We use the validation set of the SUIM dataset to perform predictions in the U-Net and UISS-Net models, respectively, whose results are shown in Fig. 7. From Fig. 7, it can be seen that UISS-Net can segment the underwater scene with high detection and recognition accuracy, and at the same time, the boundary precision and accuracy of the segmented underwater objects are higher than those of the traditional algorithms.

Fig. 7
figure 7

Prediction results of different models on the SUIM validation set

Conclusion

This paper proposes an Underwater Image Semantic Segmentation Network (UISS-Net) for underwater scenes. Firstly, the use of an auxiliary feature extraction network is proposed to solve the problem of feature extraction difficulty caused by turbidity and insufficient light in underwater scenes. Second, an inverted multi-scale feature fusion approach is proposed to solve the problem of the difference in semantic information between the higher and lower layers of the network. Then, a channel attention mechanism is added to the feature fusion to prevent the loss of important feature information. Finally, a combined loss function is used to improve the model’s accuracy with the problem of sample imbalance. The proposed network in this paper has an efficient backbone feature extraction module for the UISS-Net model compared to the methods in the literature, thus improving the semantic information extraction capability of the model. The proposed MSFFM feature fusion approach combines features from different levels, thus enhancing the model’s ability to understand the data and make decisions. Combining the loss functions improves the model generalization ability to reduce the risk of overfitting.
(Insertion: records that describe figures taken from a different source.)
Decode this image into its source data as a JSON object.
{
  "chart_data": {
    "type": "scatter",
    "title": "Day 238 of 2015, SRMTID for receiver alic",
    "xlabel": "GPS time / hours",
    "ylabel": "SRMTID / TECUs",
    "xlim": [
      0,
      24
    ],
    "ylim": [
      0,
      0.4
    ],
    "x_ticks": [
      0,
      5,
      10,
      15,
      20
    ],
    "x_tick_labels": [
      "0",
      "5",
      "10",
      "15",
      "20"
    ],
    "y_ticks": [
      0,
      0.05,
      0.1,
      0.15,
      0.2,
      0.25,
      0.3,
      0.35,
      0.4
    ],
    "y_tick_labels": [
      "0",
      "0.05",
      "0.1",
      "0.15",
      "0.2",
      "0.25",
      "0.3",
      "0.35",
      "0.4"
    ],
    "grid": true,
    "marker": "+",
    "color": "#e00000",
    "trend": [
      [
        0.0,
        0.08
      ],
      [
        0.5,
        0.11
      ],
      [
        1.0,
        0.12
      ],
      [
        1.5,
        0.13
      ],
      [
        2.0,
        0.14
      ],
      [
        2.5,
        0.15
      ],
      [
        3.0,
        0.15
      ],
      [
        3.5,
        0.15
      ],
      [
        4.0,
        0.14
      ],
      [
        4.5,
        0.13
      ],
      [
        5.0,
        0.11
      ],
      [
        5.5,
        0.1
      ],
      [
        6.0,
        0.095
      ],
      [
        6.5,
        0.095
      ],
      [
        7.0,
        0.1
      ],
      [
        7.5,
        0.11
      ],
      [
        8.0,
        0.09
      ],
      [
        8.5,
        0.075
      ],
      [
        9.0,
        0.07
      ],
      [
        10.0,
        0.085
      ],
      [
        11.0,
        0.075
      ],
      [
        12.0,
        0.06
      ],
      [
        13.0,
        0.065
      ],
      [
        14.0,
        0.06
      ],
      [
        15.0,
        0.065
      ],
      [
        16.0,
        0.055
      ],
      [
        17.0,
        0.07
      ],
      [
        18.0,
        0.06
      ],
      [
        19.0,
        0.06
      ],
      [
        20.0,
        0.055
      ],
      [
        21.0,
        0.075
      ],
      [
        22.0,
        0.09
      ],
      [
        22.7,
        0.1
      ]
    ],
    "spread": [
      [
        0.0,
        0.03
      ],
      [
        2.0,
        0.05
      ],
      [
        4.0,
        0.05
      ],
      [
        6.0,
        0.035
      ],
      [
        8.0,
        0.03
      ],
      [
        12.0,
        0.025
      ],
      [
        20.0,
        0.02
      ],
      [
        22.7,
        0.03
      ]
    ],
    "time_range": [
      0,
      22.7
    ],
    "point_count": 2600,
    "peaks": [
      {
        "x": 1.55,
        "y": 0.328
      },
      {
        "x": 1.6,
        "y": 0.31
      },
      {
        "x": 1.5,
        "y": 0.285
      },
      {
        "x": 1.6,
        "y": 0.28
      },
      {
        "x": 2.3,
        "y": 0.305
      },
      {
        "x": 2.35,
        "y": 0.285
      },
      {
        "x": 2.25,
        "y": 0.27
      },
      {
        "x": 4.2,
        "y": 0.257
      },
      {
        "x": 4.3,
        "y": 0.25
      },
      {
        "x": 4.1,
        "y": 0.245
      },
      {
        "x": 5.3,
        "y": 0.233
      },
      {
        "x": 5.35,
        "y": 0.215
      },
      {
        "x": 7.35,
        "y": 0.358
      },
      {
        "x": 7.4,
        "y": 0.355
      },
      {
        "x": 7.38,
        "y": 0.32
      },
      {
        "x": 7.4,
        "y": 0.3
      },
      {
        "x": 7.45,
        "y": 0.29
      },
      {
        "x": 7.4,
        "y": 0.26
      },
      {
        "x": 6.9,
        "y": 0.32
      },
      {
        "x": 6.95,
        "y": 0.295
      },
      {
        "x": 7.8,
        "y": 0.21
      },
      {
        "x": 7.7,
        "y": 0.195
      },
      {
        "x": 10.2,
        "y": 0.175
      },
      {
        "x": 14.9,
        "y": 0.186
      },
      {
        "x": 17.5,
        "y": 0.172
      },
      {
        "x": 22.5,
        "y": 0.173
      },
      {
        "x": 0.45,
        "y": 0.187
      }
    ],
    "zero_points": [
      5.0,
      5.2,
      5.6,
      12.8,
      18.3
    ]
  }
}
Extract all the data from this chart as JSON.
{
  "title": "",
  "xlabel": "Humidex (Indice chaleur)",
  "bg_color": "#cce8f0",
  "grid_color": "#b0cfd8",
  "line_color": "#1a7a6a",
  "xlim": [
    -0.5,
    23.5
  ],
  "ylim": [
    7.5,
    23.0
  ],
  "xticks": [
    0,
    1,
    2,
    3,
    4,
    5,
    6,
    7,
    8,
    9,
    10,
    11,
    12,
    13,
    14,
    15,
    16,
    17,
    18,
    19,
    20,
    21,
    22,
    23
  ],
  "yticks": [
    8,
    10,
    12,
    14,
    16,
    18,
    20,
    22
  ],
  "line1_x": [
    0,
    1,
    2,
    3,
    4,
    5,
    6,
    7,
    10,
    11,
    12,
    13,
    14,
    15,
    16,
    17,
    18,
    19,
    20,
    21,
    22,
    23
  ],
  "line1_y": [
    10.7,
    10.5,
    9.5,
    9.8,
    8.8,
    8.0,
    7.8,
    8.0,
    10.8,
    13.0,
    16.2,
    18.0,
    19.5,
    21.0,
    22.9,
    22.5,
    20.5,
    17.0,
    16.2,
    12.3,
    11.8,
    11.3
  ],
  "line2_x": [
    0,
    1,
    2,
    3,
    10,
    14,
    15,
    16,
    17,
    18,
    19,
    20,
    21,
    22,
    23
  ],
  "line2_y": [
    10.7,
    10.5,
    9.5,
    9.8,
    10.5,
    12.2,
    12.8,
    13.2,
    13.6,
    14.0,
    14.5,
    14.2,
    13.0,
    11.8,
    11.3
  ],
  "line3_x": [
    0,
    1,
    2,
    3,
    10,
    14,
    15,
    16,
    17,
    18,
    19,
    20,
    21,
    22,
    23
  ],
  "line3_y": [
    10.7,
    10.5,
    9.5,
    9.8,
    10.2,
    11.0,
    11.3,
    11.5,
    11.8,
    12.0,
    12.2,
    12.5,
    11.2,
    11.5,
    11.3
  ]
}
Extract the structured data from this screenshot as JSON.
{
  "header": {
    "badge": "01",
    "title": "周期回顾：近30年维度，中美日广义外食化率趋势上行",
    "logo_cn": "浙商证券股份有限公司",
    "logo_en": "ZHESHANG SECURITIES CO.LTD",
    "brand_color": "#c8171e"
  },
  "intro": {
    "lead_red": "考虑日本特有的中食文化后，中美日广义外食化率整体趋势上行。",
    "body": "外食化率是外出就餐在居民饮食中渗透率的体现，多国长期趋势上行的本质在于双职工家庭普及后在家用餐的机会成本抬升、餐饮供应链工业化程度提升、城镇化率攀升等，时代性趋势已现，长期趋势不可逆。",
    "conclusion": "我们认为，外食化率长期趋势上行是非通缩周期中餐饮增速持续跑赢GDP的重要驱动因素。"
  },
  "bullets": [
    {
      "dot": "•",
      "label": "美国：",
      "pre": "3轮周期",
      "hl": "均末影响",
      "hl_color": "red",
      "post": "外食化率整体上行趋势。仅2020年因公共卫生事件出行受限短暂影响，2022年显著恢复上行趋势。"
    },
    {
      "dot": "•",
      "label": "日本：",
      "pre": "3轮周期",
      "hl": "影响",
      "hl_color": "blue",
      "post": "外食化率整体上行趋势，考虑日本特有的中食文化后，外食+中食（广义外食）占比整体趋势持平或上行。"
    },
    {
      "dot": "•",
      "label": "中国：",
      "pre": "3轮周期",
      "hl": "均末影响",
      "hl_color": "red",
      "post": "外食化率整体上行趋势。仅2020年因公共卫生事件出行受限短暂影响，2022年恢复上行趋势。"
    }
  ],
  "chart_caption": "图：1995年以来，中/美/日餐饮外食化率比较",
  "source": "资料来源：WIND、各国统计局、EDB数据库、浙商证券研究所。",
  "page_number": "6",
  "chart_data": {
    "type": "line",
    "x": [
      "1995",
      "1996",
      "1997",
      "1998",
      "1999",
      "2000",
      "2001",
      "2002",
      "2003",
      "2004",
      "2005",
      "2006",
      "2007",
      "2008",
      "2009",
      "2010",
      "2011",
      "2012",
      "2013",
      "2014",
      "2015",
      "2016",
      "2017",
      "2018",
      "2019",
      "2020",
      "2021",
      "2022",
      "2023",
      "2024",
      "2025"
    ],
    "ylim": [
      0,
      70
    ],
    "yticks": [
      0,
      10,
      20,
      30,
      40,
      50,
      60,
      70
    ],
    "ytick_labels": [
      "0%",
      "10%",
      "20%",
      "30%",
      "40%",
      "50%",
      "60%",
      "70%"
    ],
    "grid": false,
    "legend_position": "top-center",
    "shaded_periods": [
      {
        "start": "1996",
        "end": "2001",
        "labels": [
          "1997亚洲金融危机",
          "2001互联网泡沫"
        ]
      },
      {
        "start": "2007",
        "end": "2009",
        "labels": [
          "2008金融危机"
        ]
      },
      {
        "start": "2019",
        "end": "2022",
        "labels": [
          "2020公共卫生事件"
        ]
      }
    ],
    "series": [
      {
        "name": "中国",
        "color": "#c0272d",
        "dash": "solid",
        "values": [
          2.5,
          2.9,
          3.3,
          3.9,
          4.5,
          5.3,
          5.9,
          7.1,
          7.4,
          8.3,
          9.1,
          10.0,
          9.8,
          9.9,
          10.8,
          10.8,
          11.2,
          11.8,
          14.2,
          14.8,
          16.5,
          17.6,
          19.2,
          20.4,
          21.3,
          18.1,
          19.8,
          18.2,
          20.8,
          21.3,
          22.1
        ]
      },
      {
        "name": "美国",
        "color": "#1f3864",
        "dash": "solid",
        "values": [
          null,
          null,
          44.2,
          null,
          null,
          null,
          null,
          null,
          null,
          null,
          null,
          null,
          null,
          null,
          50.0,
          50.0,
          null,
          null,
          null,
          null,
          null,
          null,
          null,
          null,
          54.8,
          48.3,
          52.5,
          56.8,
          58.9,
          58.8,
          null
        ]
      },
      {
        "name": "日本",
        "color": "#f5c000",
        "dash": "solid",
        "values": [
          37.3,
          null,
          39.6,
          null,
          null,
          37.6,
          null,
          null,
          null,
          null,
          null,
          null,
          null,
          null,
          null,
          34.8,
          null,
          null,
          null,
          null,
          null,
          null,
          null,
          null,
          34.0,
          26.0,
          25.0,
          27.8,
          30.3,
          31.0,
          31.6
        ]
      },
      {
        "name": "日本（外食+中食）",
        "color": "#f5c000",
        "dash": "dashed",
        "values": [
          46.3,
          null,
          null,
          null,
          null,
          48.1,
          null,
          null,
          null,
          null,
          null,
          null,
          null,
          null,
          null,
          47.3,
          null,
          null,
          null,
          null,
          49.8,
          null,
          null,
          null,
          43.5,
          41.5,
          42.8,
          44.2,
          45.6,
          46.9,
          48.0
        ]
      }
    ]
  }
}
The proposed UISS-Net model achieved 72.09% and 80.37% for mIoU and mPA in the SUIM dataset and 95.05% for mIoU in the Deep Fish dataset. Additional modules are embedded due to the backbone network and feature fusion of UISS-Net. Therefore, the number of model parameters is large and less efficient to process for mobile deployed devices (e.g., underwater robots). However, the proposed network solves the problems of poor performance of existing semantic segmentation models in underwater scenes and rough segmentation boundaries, which is of great significance to the study of semantic segmentation of underwater images.